Wednesday, June 20, 2012

Discover The City Of Destiny - The Founding of Tenochtitlan

By Linda Patterson


Established during 1325 and declined after almost two centuries later, and in between those times, Tenochtitlan was one of the world's most magnificent cities; the name of the city was actually a name of the prickly pear plants which grew among the rocks near the site of its construction. Also known as Mexico Tenochtitlan, it is the capital of the Aztec empire as well as its most important city; Tenochtitlan was a majestic and without a doubt an incredible site to behold, not to mention its construction and flourishing represented nothing less than a prophecy come to perfect fruition, and even to the European conquerors who helped to eventually defeat it.

Teotihuacan was among the two of major altered (an Aztec word that signified a self-contained political unit) located in what is today Mexico City along with its sister city, Tlatelolco. Its centre was located on a small island facing the western side of Lake Texcoco and covers between 8 and 14 square kilometers. Teotichuacan was home to well over 200,000 souls at its peak. It was a truly world-class metropolis owing to its size, importance and population; in Europe, only the amazing and age old cities such as Paris, Seville, and Constantinople could be recognized as a worthy comparison.

The Condition Of The Land

A series of causeways connect the city centre to the mainland which pointed in each of the cardinal directions. They built bridges which allowed canoes as well as other river traffic to pass through and bridges can be removed for defensive purposes during war or siege. Moreover, the city centre was backed up by a canal network which made it possible for all areas of the city to be reached by means of canoe and even by foot.

A levee was constructed during the rule of Moctezuma. It worked by keeping the waters around Tenochitilan fresh, by means of feeding tem from surrounding spring water; the lake's normal component of partially salty water was stored behind a dike to the east. They also built double aqueducts which was made to supply the entire city with fresh water coming from springs at Chapultepec. Farming was carried out generally with the aid of chinampa - famously identified as "floating gardens", they were essentially man made islands, made by walling off rectangular areas of lake bed and overlaying them with sediment and fertilizer, generating suitable plots for growing squash, beans, tomatoes, maize, together with other well-known Mesoamerican crops.

Luxurious Palaces And Spectacular Temples

Tenochtitlan was separated into 20 districts, having three vast main streets crossing its whole width. Even though every single district had its own market (termed as a tiyanquztli in the Nahuatl language), the primary commercial centre of the region was just adjacent, in the sister city of Tlatloco - an enormous market which can hold together 60,000 individuals on ceremonial occasions.

Other than the incredible Moctezuma's temple, which contained its own aquarium, zoo and botanical gardens, several public buildings of Tenochtitlan included a number of temples, schools, and also a 300-meter wide walled centre for religious rituals. The Temple of Quetzelcoatl, the enormous Templo Mayor and a tlatchtli ball court are actually a few of the most famous buildings which have been excavated and rediscovered. Damaged by the Spanish invaders, its ruins had sunk into the soft lake bed sediment right until they were excavated during the 1980s, unveiling (among various other artifacts) enormous ceremonial discs and the priceless Aztec Calendar Stone. Monstrous as it may seem, the city was built with temples that are intended for sacrificial combat by ritual gladiators as well as tzompantli which are racks where skulls of dead gladiators and other sacrificial victims are displayed.

To some extent, Tenochtitlan grew to be like an impressive city as a result of the strange circumstances associated with its beginning.

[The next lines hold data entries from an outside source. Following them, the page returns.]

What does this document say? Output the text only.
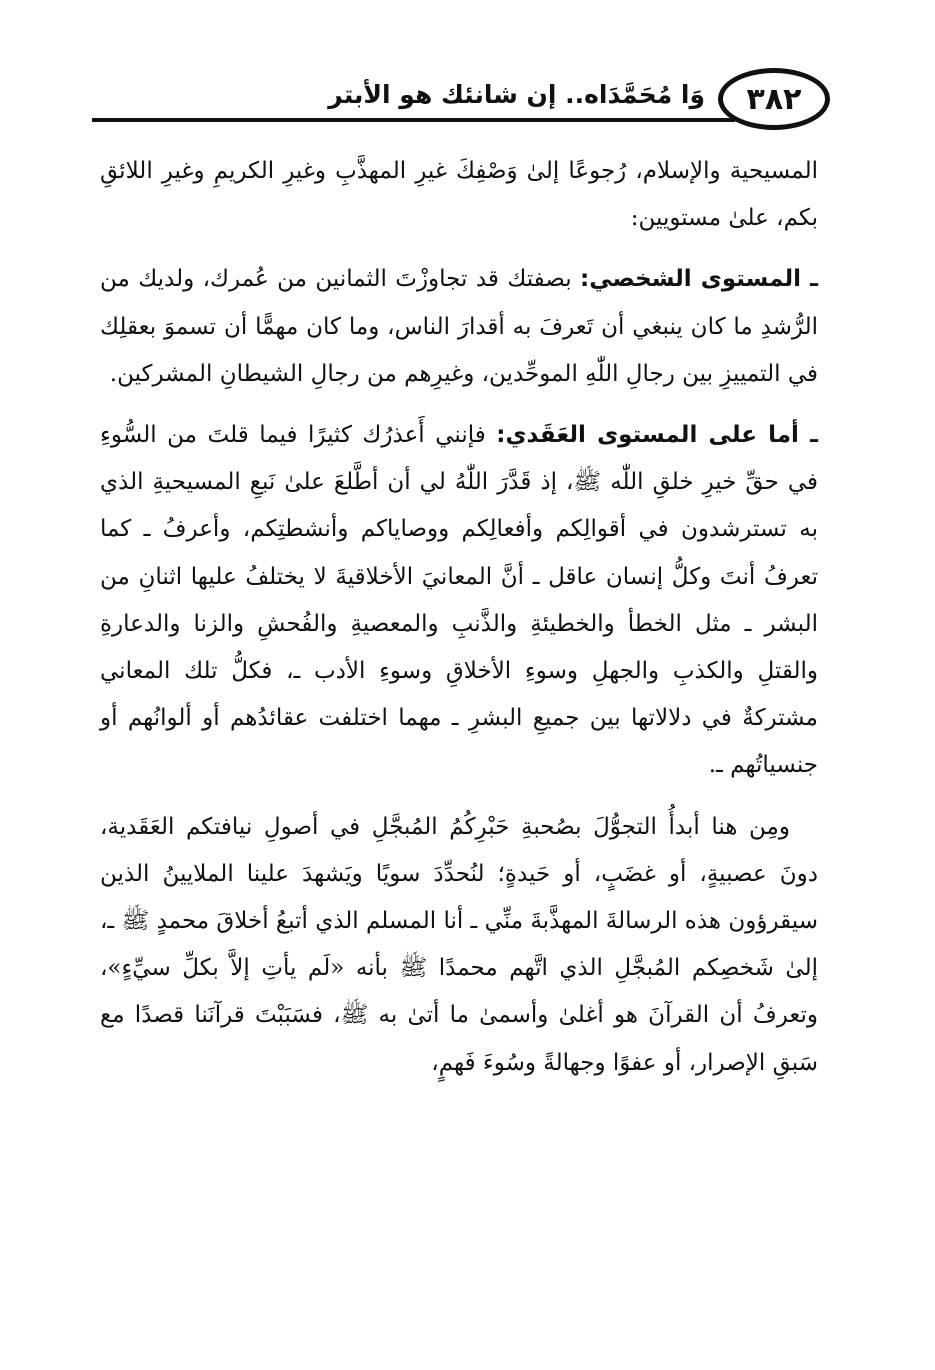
٣٨٢
وَا مُحَمَّدَاه.. إن شانئك هو الأبتر

المسيحية والإسلام، رُجوعًا إلىٰ وَصْفِكَ غيرِ المهذَّبِ وغيرِ الكريمِ وغيرِ اللائقِ بكم، علىٰ مستويين:

ـ المستوى الشخصي: بصفتك قد تجاوزْتَ الثمانين من عُمرك، ولديك من الرُّشدِ ما كان ينبغي أن تَعرفَ به أقدارَ الناس، وما كان مهمًّا أن تسموَ بعقلِك في التمييزِ بين رجالِ اللّٰهِ الموحِّدين، وغيرِهم من رجالِ الشيطانِ المشركين.

ـ أما على المستوى العَقَدي: فإنني أَعذرُك كثيرًا فيما قلتَ من السُّوءِ في حقِّ خيرِ خلقِ اللّٰه ﷺ، إذ قَدَّرَ اللّٰهُ لي أن أطَّلعَ علىٰ نَبعِ المسيحيةِ الذي به تسترشدون في أقوالِكم وأفعالِكم ووصاياكم وأنشطتِكم، وأعرفُ ـ كما تعرفُ أنتَ وكلُّ إنسان عاقل ـ أنَّ المعانيَ الأخلاقيةَ لا يختلفُ عليها اثنانِ من البشر ـ مثل الخطأ والخطيئةِ والذَّنبِ والمعصيةِ والفُحشِ والزنا والدعارةِ والقتلِ والكذبِ والجهلِ وسوءِ الأخلاقِ وسوءِ الأدب ـ، فكلُّ تلك المعاني مشتركةٌ في دلالاتها بين جميعِ البشرِ ـ مهما اختلفت عقائدُهم أو ألوانُهم أو جنسياتُهم ـ.

ومِن هنا أبدأُ التجوُّلَ بصُحبةِ حَبْرِكُمُ المُبجَّلِ في أصولِ نيافتكم العَقَدية، دونَ عصبيةٍ، أو غضَبٍ، أو حَيدةٍ؛ لنُحدِّدَ سويًا ويَشهدَ علينا الملايينُ الذين سيقرؤون هذه الرسالةَ المهذَّبةَ منِّي ـ أنا المسلم الذي أتبعُ أخلاقَ محمدٍ ﷺ ـ، إلىٰ شَخصِكم المُبجَّلِ الذي اتَّهم محمدًا ﷺ بأنه «لَم يأتِ إلاَّ بكلِّ سيِّءٍ»، وتعرفُ أن القرآنَ هو أغلىٰ وأسمىٰ ما أتىٰ به ﷺ، فسَبَبْتَ قرآنَنا قصدًا مع سَبقِ الإصرار، أو عفوًا وجهالةً وسُوءَ فَهمٍ،
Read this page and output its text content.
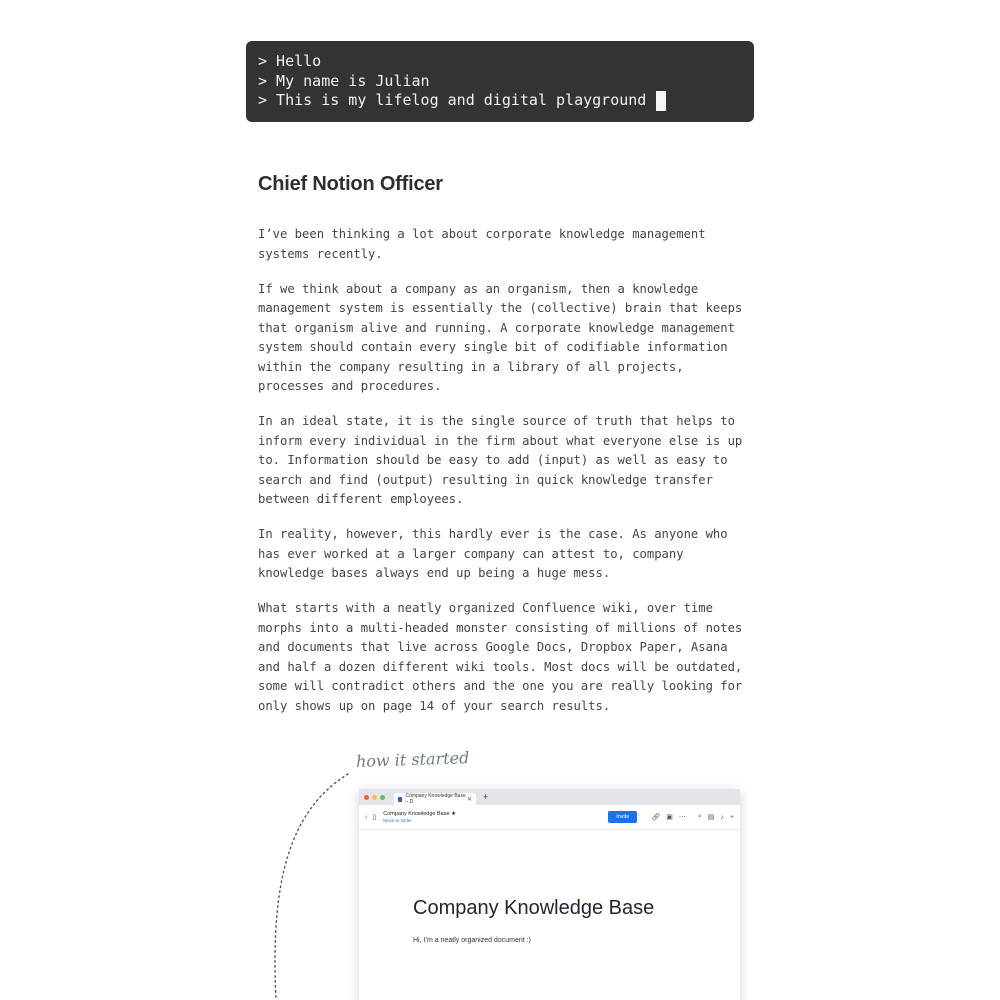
> Hello
> My name is Julian
> This is my lifelog and digital playground
Chief Notion Officer

I’ve been thinking a lot about corporate knowledge management systems recently.

If we think about a company as an organism, then a knowledge management system is essentially the (collective) brain that keeps that organism alive and running. A corporate knowledge management system should contain every single bit of codifiable information within the company resulting in a library of all projects, processes and procedures.

In an ideal state, it is the single source of truth that helps to inform every individual in the firm about what everyone else is up to. Information should be easy to add (input) as well as easy to search and find (output) resulting in quick knowledge transfer between different employees.

In reality, however, this hardly ever is the case. As anyone who has ever worked at a larger company can attest to, company knowledge bases always end up being a huge mess.

What starts with a neatly organized Confluence wiki, over time morphs into a multi-headed monster consisting of millions of notes and documents that live across Google Docs, Dropbox Paper, Asana and half a dozen different wiki tools. Most docs will be outdated, some will contradict others and the one you are really looking for only shows up on page 14 of your search results.

how it started
Company Knowledge Base – D	✕ +
‹ ▯ Company Knowledge Base ★
Move to folder
Invite	🔗︎ ▣ ⋯ ⌕ ▤ ♪ +
Company Knowledge Base
Hi, I’m a neatly organized document :)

Their legend tells that just before Tenochtitlan was created, the Aztecs were a wandering culture; having been granted approval to be in Mexico's fertile valley, they harboured a prophecy that they would know the place to find the city that would definitely end up being their permanent dwelling place by the sight of a hawk eating a snake while perched on a cactus. The place where this mythical vision presented itself was less than ideal, according to all accounts; Tenochtitlan's future site was actually a little more than a tiny swampy island in a briny river delta. Nonetheless, it was the hardworking Aztecs who developed it, enhancing the small natural island to Mesoamerica's most significant polity, which began to reign over every adjoining settlement. Tenochtitlan would then end up being the lynchpin of Aztec religious and political unity, as well as the core of trade passages that expanded so far as the Gulf of Mexico as well as the Pacific Ocean - and, as believed by some experts, they have reached the very door of their southern neighbors, the Incas, which paved the way for the creation of the hemisphere's first intercontinental economic route.